我們這次實戰所使用的資料集依然是先前介紹過的MNIST手寫數字資料集,可以從Pytorch提供的API直接下載。
1. 利用MLP架構
- 這邊我們使用單純的nn.linear架構建立一個Autoencoder模型:
# Define the Autoencoder model
class Autoencoder(nn.Module):
def __init__(self):
super(Autoencoder, self).__init__()
self.encoder = nn.Sequential(
nn.Linear(1 * 28 * 28, 128),
nn.ReLU(),
nn.Linear(128, 64),
nn.ReLU(),
nn.Linear(64, 32),
nn.ReLU()
)
self.decoder = nn.Sequential(
nn.Linear(32, 64),
nn.ReLU(),
nn.Linear(64, 128),
nn.ReLU(),
nn.Linear(128, 1 * 28 * 28),
nn.Tanh() # Output values between -1 and 1 (suitable for images)
)
def forward(self, x):
x = self.encoder(x)
x = self.decoder(x)
return x
# Initialize the Autoencoder model
model = Autoencoder()
- 整個模型架構如下圖所示:
- 可以看到在Encoder的部分是從高維度逐步學習到低維度特徵,而Decoder則相反,是從低維度特徵學習到高維度特徵,符合Autoencoder的設計概念。
- 接著,建立好模型之後,我們就可以開始訓練了:
import torch
import torch.nn as nn
import torchvision
import torchvision.transforms as transforms
import matplotlib.pyplot as plt
import torch.optim as optim
# Hyperparameters
batch_size = 64
learning_rate = 0.001
num_epochs = 10
# Data preprocessing and loading
transform = transforms.Compose([transforms.ToTensor(), transforms.Normalize((0.5), (0.5))])

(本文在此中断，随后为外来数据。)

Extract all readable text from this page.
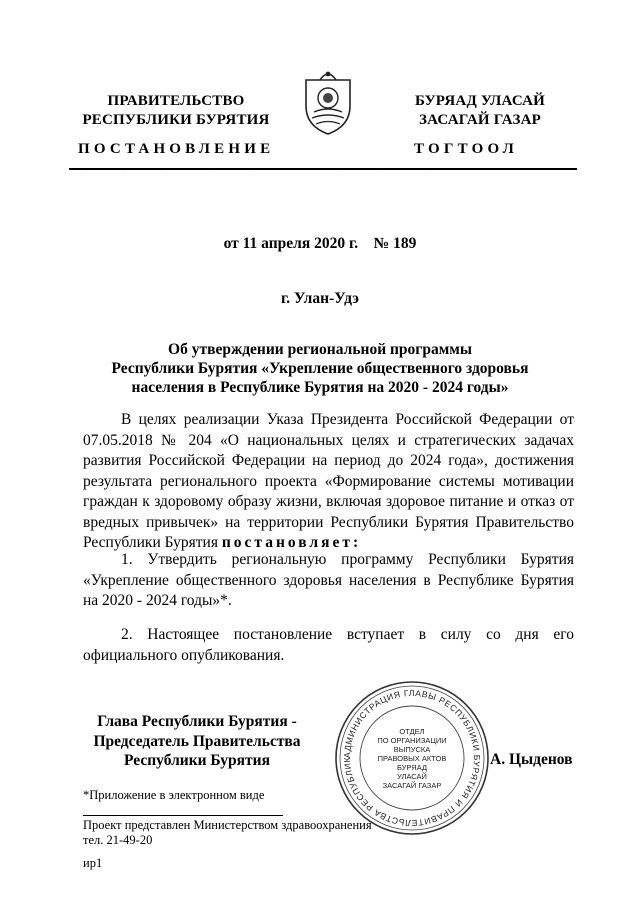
ПРАВИТЕЛЬСТВО
РЕСПУБЛИКИ БУРЯТИЯ
БУРЯАД УЛАСАЙ
ЗАСАГАЙ ГАЗАР
ПОСТАНОВЛЕНИЕ	ТОГТООЛ
·········
от 11 апреля 2020 г.    № 189
г. Улан-Удэ
Об утверждении региональной программы
Республики Бурятия «Укрепление общественного здоровья
населения в Республике Бурятия на 2020 - 2024 годы»
В целях реализации Указа Президента Российской Федерации от 07.05.2018 № 204 «О национальных целях и стратегических задачах развития Российской Федерации на период до 2024 года», достижения результата регионального проекта «Формирование системы мотивации граждан к здоровому образу жизни, включая здоровое питание и отказ от вредных привычек» на территории Республики Бурятия Правительство Республики Бурятия постановляет:
1. Утвердить региональную программу Республики Бурятия «Укрепление общественного здоровья населения в Республике Бурятия на 2020 - 2024 годы»*.
2. Настоящее постановление вступает в силу со дня его официального опубликования.
АДМИНИСТРАЦИЯ ГЛАВЫ РЕСПУБЛИКИ БУРЯТИЯ И ПРАВИТЕЛЬСТВА РЕСПУБЛИК
ОТДЕЛ
ПО ОРГАНИЗАЦИИ
ВЫПУСКА
ПРАВОВЫХ АКТОВ
БУРЯАД
УЛАСАЙ
ЗАСАГАЙ ГАЗАР
Глава Республики Бурятия -
Председатель Правительства
Республики Бурятия	А. Цыденов
*Приложение в электронном виде
Проект представлен Министерством здравоохранения
тел. 21-49-20
ир1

train_dataset = torchvision.datasets.MNIST(root='./data', train=True, transform=transform, download=True)
train_loader = torch.utils.data.DataLoader(dataset=train_dataset, batch_size=batch_size, shuffle=True)
# Define the Autoencoder model
class Autoencoder(nn.Module):
def __init__(self):
super(Autoencoder, self).__init__()
self.encoder = nn.Sequential(
nn.Linear(1 * 28 * 28, 128),
nn.ReLU(),
nn.Linear(128, 64),
nn.ReLU(),
nn.Linear(64, 32),
nn.ReLU()
)
self.decoder = nn.Sequential(
nn.Linear(32, 64),
nn.ReLU(),
nn.Linear(64, 128),
nn.ReLU(),
nn.Linear(128, 1 * 28 * 28),
nn.Tanh() # Output values between -1 and 1 (suitable for images)
)
def forward(self, x):
x = self.encoder(x)
x = self.decoder(x)
return x
# Initialize the Autoencoder model
model = Autoencoder()
# Loss and optimizer
criterion = nn.MSELoss() # Mean Squared Error (MSE) loss
optimizer = optim.Adam(model.parameters(), lr=learning_rate)
# Training loop
total_step = len(train_loader)
for epoch in range(num_epochs):
for i, (images, _) in enumerate(train_loader):
# Flatten the images
images = images.view(-1, 1 * 28 * 28)
# Forward pass
outputs = model(images)
loss = criterion(outputs, images)
# Backward pass and optimize
optimizer.zero_grad()
loss.backward()
optimizer.step()
if (i + 1) % 100 == 0:
print(f'Epoch [{epoch+1}/{num_epochs}], Step [{i+1}/{total_step}], Loss: {loss.item():.4f}')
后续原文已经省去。